The study, published in the American Journal of Medicine, highlighted the fact that asymptomatic and symptomatic subsets of patients responded equally well to oral anticoagulants was important, the investigators said.

“Unfortunately, large numbers of at-risk asymptomatic and symptomatic patients received no treatment, or AP [antiplatelet] only, despite the relative inefficacy of AP in preventing atrial fibrillation-related stroke – as has been observed by others,” they wrote.

“Given the likely similarity between asymptomatic patients with incidental atrial fibrillation clinical presentations, and those detected by opportunistic screening, our findings suggest that opportunistic atrial fibrillation screening programs might be worthwhile. An additional reason to justify screening is that asymptomatic atrial fibrillation presentations seem to respond similarly to OAC therapy as symptomatic atrial fibrillation.”

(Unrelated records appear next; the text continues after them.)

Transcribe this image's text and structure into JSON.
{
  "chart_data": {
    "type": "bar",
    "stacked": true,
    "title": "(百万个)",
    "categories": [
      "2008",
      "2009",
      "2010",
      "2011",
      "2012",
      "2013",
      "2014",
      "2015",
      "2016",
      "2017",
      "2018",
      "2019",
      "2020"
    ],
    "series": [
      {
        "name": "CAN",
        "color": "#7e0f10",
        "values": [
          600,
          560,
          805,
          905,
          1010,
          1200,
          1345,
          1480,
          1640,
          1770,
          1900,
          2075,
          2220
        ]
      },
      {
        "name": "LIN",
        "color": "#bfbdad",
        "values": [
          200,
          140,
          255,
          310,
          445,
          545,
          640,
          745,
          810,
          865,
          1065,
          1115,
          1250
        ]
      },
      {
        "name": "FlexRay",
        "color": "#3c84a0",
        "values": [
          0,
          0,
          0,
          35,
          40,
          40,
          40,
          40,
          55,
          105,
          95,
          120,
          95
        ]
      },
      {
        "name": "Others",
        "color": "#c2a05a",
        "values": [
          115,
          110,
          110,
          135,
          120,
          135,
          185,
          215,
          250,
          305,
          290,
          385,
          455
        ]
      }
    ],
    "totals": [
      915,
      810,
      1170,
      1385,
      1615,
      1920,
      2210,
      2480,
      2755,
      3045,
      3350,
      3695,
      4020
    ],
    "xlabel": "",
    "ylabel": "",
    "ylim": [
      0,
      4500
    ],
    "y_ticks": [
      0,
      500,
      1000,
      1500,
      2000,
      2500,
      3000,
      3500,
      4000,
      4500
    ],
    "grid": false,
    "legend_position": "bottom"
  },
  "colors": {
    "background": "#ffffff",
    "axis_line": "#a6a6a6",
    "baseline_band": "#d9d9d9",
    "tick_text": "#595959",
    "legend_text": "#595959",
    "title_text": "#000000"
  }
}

“These findings therefore support a likely benefit of screening across populations at risk for ‘silent atrial fibrillation’,” they added.

Professor David Brieger, lead author of the CSANZ guidelines for the diagnosis and management of AF told the limbic that  GARFIELD-AF provided a different dataset confirming what has previously been shown.

CSANZ guidelines on screening for silent AF said the benefits and harms of anticoagulant treatment have been assumed to be the same as for symptomatic AF.

The guidelines recommend opportunistic annual screening in patients aged ≥65 years by pulse palpation, followed by an ECG if irregular, or ECG rhythm strip using a handheld ECG.

Disclosure: The GARFIELD-AF registry is funded by an unrestricted research grant from Bayer AG (Berlin, Germany) awarded to the study sponsor the Thrombosis Research Institute (London, UK).